Our Mission: Turning Cooperatives into Tools for Equity and Self-Sufficiency

by -71 Views

Oleh Prabowo Subianto, diambil dari “Strategi Transformasi Nasional: Menuju Indonesia Emas 2045”, halaman 211-212, edisi softcover keempat.

Koperasi pada dasarnya tentang menyamakan peluang. Mereka ada untuk memberdayakan orang-orang yang kurang beruntung, itulah mengapa revitalisasi koperasi dalam ekonomi kita sangat penting.

Namun, hal ini tidak berarti bahwa kita harus memperkuat koperasi dengan merugikan sektor swasta. Jauh dari itu. Doktrin ekonomi kita mendorong persaingan: biarkan sektor swasta, Badan Usaha Milik Negara (BUMN), dan koperasi bersaing untuk kemajuan.

Tetapi koperasi bertugas untuk mendukung atau memberdayakan yang kurang beruntung. Prinsip ini bukan tentang menciptakan lawan tetapi tentang bergerak maju bersama.

Oleh karena itu, sektor swasta, BUMN, dan koperasi sama-sama memiliki peran dalam mendorong ekonomi bangsa kita. Masing-masing, dengan kekuatan uniknya, dapat memberikan kontribusi yang signifikan. Pendekatan ini telah terbukti berhasil di negara-negara seperti Korea, Thailand, Malaysia, Vietnam, dan China.

Pernah ada masa di mana koperasi Indonesia menjadi dambaan banyak negara, yang datang untuk belajar dari inisiatif kami seperti BIMAS dan BULOG, dan perjalanan kami menuju swasembada.

Saya yakin bahwa dengan kepemimpinan yang tepat, koperasi di Indonesia dapat berkembang dan menjadi alat yang kuat untuk kesetaraan.

Ya, akan ada tantangan dan kegagalan.

Sebagai contoh, mari kita bicara tentang produksi dan distribusi pupuk. Pupuk diproduksi oleh pabrik-pabrik milik negara, oleh rakyat, bukan? Uang rakyatlah yang membangun pabrik-pabrik tersebut. Modal kerja adalah uang rakyat. Namun, setelah pupuk diproduksi dan siap untuk didistribusikan, akhirnya berada di tangan distributor swasta. Pada zaman Presiden Suharto, zaman Orde Baru, tidak seperti ini. Distribusi pupuk ditangani oleh koperasi, koperasi unit desa (KUD).

Karena beberapa melihat koperasi tidak sejalan dengan prinsip pasar bebas, mereka digantikan oleh perusahaan swasta. Dengan privatisasi, distribusi jatuh ke tangan perseroan terbatas (PT), membawa dalam skenario yang terlalu familiar di Indonesia, bukan? Nepotisme menjadi pusat perhatian.

Jadi, kita perlu kembali ke prinsip-prinsip yang benar.

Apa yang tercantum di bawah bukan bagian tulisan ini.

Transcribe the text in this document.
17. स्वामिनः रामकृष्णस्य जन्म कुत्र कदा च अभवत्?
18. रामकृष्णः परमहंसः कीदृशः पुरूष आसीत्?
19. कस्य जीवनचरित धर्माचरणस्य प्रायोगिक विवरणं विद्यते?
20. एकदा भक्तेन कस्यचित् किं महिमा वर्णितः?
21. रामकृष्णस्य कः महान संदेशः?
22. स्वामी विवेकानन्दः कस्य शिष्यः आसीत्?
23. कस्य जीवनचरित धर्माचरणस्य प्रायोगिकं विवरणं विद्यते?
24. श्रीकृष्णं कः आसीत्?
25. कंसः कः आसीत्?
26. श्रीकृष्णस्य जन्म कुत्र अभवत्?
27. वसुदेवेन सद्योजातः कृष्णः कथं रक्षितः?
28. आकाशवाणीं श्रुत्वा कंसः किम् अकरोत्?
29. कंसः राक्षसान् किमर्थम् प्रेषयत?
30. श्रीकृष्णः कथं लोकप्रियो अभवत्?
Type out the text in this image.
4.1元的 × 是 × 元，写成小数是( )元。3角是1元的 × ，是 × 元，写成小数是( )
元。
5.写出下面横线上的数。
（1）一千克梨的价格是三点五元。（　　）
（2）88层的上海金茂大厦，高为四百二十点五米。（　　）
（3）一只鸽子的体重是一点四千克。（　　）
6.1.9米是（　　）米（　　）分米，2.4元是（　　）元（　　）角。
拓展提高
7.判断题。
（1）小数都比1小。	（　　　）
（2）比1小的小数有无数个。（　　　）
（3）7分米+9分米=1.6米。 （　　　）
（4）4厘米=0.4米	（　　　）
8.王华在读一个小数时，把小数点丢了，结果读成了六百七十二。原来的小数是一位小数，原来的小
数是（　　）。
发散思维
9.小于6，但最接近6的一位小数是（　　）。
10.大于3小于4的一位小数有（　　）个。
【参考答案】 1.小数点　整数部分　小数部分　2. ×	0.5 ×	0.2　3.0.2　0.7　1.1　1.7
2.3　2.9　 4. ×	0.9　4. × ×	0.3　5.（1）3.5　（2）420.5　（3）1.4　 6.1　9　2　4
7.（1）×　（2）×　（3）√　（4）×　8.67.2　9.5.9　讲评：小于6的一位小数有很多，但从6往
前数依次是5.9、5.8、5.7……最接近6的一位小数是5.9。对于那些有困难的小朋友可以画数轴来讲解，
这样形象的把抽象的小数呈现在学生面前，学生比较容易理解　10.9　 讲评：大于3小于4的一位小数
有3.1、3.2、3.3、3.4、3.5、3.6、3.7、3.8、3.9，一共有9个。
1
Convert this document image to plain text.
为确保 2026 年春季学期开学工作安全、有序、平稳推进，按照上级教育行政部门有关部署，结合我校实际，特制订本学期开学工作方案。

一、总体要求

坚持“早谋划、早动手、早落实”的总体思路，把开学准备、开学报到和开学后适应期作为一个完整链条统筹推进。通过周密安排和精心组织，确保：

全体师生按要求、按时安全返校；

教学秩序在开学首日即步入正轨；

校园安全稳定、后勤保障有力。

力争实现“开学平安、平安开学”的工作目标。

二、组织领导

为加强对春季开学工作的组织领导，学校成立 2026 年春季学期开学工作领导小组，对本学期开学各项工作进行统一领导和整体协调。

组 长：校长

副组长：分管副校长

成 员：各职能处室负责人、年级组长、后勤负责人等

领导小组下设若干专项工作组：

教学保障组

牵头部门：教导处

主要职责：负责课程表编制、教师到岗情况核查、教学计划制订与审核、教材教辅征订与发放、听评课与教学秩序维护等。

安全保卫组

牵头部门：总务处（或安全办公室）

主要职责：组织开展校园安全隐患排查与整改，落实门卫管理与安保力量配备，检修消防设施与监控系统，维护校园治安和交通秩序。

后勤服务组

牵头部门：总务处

Ini adalah milik rakyat, dibangun dengan uang rakyat, didanai oleh anggaran negara – uang rakyat; distribusinya juga harus oleh rakyat, melalui koperasi dan pemerintah jika diperlukan.

Selain sebagai alat kesetaraan, koperasi juga dapat mendorong swasembada kita. Tetapi ini memerlukan upaya bersama, pemikiran, dan komitmen yang serius. Kita tidak bisa menganggap ini sebagai bisnis seperti biasa. Ini bukan tugas biasa. Kami harus mendekatinya sebagai usaha nasional.